Later, on the way to the airport, I told a Nicaraguan friend that Hasenfus looked like a person I had once seen in prison in Arabia who was about to crack. It was terrible, I told her. Here was a country that had accomplished so much with prison reforms that people from all over the world were coming to study their system, to have this guy break up in prison. You know, they’d be accused of torture and everything. I said it was a shame we couldn’t get him out. Anyway, we caught the plane, and when we got home, on the answering machine was a message from this Nicaraguan friend saying, “Thank you for your help. He’s out.” I don’t know if it bolstered his faith, but it bolstered mine.”

Q: In concert, you perform a lot of songs from your recent album, Third World Warrior, and I’ve seen audiences respond very positively. Yet the album, which only came out last year, is no longer available. Is this because the lyrics are so political?

Kristofferson: All I can tell you is that [PolyGram Records] printed a minimum number of copies and dropped me off the label. And there weren’t many reviews. One reviewer at USA Today did write that it was good to see something out of a country songwriter that wasn’t right-wing hogwash. I think maybe a lot of reviewers are not mental giants; they don’t know how to deal with an album like that. I was just gratified that other musicians I respect like it and say it’s good music.

Q: You’ve been politically active for twenty years. How do you keep going? What saves you from burnout?

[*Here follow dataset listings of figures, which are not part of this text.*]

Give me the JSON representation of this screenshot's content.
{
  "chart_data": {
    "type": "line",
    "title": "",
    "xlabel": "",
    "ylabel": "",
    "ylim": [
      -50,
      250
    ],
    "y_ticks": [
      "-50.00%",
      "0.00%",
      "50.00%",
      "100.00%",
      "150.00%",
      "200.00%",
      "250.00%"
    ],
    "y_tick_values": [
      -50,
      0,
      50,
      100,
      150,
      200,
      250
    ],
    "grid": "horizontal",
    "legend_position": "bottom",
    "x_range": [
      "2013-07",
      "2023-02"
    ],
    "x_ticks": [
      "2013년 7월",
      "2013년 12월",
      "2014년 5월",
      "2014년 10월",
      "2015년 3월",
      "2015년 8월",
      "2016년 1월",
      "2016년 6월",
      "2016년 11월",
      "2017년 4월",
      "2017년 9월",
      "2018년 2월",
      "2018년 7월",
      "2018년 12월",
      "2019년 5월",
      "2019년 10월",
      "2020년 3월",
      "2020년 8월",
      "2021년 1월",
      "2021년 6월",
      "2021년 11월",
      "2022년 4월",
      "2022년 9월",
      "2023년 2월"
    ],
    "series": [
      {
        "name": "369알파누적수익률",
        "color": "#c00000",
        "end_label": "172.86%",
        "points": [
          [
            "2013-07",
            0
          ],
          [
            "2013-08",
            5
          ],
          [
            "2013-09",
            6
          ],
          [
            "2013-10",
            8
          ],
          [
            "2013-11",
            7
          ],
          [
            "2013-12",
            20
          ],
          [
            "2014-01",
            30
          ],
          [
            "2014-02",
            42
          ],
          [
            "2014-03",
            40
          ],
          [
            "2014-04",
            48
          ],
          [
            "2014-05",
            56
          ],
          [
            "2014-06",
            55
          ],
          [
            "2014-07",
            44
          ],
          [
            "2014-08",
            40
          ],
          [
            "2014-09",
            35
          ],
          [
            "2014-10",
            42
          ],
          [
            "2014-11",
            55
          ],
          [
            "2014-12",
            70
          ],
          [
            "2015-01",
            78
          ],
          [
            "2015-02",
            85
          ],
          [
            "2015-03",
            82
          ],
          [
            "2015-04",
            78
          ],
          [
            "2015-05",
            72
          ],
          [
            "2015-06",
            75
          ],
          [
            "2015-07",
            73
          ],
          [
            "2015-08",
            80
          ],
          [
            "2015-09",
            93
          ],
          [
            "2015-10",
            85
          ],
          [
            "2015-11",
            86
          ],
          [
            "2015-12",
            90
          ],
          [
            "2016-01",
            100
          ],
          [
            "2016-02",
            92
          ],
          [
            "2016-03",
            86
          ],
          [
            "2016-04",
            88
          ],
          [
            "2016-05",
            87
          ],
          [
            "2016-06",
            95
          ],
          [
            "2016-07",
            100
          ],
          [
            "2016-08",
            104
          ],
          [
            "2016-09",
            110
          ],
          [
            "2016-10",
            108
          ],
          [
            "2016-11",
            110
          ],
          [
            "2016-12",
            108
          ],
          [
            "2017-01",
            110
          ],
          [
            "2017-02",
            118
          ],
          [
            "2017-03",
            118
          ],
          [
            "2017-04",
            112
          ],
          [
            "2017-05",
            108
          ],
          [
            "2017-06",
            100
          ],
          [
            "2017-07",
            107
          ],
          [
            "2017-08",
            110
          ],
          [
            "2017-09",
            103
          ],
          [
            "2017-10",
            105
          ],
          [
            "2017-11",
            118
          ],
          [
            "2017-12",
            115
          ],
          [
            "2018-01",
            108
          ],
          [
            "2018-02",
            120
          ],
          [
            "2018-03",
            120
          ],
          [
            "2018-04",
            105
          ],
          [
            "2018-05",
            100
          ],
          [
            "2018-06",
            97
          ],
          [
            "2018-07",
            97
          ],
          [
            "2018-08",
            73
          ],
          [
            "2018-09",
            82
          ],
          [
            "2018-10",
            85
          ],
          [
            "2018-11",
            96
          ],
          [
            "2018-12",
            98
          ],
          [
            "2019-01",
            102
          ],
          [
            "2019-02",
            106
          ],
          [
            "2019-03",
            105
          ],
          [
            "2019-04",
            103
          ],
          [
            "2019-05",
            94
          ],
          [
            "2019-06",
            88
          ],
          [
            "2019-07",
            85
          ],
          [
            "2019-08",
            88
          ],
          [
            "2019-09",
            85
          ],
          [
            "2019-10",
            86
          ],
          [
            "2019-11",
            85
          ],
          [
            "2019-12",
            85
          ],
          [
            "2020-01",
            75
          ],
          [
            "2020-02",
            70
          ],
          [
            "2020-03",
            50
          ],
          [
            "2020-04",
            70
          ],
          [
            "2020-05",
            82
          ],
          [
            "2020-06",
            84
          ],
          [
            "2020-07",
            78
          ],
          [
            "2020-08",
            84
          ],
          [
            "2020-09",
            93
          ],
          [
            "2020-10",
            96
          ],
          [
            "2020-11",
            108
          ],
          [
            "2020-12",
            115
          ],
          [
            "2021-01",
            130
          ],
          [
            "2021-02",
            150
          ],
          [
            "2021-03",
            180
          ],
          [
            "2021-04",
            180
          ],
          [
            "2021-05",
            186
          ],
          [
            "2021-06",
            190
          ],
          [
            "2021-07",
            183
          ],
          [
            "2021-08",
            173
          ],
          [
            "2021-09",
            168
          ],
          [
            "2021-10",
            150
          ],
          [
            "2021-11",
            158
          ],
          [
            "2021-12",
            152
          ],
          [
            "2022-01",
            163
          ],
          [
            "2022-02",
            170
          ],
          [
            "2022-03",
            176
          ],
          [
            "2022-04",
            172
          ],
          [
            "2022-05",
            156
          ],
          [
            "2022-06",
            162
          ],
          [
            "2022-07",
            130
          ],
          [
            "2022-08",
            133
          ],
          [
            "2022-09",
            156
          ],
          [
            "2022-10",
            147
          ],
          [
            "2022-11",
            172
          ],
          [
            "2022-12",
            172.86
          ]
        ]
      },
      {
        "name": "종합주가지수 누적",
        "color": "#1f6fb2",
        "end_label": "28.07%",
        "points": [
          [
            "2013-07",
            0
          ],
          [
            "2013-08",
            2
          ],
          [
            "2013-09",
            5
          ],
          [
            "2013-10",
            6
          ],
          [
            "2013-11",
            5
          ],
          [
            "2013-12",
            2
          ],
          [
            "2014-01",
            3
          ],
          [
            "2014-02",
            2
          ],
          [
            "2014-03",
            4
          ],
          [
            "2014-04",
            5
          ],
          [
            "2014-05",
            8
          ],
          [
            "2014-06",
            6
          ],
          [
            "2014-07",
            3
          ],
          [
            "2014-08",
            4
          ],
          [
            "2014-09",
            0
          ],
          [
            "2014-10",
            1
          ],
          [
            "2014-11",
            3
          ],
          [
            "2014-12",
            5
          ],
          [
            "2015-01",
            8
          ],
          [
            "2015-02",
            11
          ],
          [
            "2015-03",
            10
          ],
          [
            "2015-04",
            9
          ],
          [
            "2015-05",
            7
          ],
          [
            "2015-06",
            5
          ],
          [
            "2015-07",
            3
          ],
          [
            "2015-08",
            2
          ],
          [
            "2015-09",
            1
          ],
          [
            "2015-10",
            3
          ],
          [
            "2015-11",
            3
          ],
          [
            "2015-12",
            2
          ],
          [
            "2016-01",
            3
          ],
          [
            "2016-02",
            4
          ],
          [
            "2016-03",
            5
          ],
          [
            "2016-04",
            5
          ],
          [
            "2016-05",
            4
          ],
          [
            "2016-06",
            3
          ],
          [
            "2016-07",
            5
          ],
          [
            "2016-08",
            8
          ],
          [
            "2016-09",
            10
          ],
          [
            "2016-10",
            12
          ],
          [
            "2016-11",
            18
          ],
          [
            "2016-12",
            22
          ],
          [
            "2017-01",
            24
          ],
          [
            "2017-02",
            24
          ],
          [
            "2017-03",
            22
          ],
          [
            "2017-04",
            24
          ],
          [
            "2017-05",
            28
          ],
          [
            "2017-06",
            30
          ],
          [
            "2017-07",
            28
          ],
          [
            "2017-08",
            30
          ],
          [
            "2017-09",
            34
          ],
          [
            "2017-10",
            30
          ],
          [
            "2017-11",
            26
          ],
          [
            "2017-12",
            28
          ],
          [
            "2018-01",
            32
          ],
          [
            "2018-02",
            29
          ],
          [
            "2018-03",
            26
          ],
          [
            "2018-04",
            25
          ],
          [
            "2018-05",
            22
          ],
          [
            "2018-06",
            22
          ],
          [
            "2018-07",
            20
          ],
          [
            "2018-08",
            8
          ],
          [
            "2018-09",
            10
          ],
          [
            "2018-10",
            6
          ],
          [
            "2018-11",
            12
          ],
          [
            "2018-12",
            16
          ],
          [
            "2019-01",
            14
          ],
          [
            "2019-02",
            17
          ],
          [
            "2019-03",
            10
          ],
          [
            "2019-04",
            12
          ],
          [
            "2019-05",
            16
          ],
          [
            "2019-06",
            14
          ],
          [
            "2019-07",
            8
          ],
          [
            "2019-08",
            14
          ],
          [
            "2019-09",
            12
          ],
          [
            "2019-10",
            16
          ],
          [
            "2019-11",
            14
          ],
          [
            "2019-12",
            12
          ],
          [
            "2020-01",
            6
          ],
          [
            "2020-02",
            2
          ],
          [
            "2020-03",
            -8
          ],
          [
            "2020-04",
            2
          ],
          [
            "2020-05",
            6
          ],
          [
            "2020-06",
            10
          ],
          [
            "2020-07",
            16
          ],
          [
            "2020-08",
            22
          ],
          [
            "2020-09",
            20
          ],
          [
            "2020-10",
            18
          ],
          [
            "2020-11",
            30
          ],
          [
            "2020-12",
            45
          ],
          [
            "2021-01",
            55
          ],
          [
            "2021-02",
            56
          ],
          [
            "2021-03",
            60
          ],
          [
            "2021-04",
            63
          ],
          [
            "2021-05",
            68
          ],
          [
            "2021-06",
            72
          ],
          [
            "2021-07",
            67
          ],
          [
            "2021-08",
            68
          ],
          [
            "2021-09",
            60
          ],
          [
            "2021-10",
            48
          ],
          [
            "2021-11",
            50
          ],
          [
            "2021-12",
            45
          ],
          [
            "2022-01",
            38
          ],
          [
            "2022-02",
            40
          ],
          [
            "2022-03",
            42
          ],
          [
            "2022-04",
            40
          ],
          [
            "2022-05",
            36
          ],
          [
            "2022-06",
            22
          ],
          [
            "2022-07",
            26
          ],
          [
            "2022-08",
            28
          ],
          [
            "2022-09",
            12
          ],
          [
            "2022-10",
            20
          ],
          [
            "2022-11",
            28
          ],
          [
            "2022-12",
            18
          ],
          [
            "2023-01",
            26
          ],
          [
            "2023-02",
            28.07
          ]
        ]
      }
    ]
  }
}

Kristofferson: I was just thinking when I was coming over here, some days I feel like an activist and I want to get my harmonica and guitar and sing to the whole world, and some days I don’t. Today I didn’t. I didn’t know how I was going to say a word to you. For about three days now I’ve had a tough time looking at the news. So...I don’t know.

[There is a long silence, except for the click of the tape, recording nothing.] Talking to other people helps. Reading helps. And heroes People you want to honor, not exactly trying to emulate them, but by living according to the same principles they did. Sandino, Martin Luther King, Malcom X, Vanessa Redgrave, willing to jeopardize her career. There are a lot of people who inspire you. My family helps; my wife thinks the same way I do. And friends.

Also, you’ve got to think of the consequences if nobody does talk. You’ve got people driving this machine who are going to drive it right off the cliff. If you care anything about the planet and the people on it, you’ve got to keep out there.

I think it’s important to continue to be vocal. Sometimes it seems like nobody’s listening, but people are listening What it eventually gets down to, though, is just living with yourself. If you don’t live by the principles you believe in, then you become this hollow person.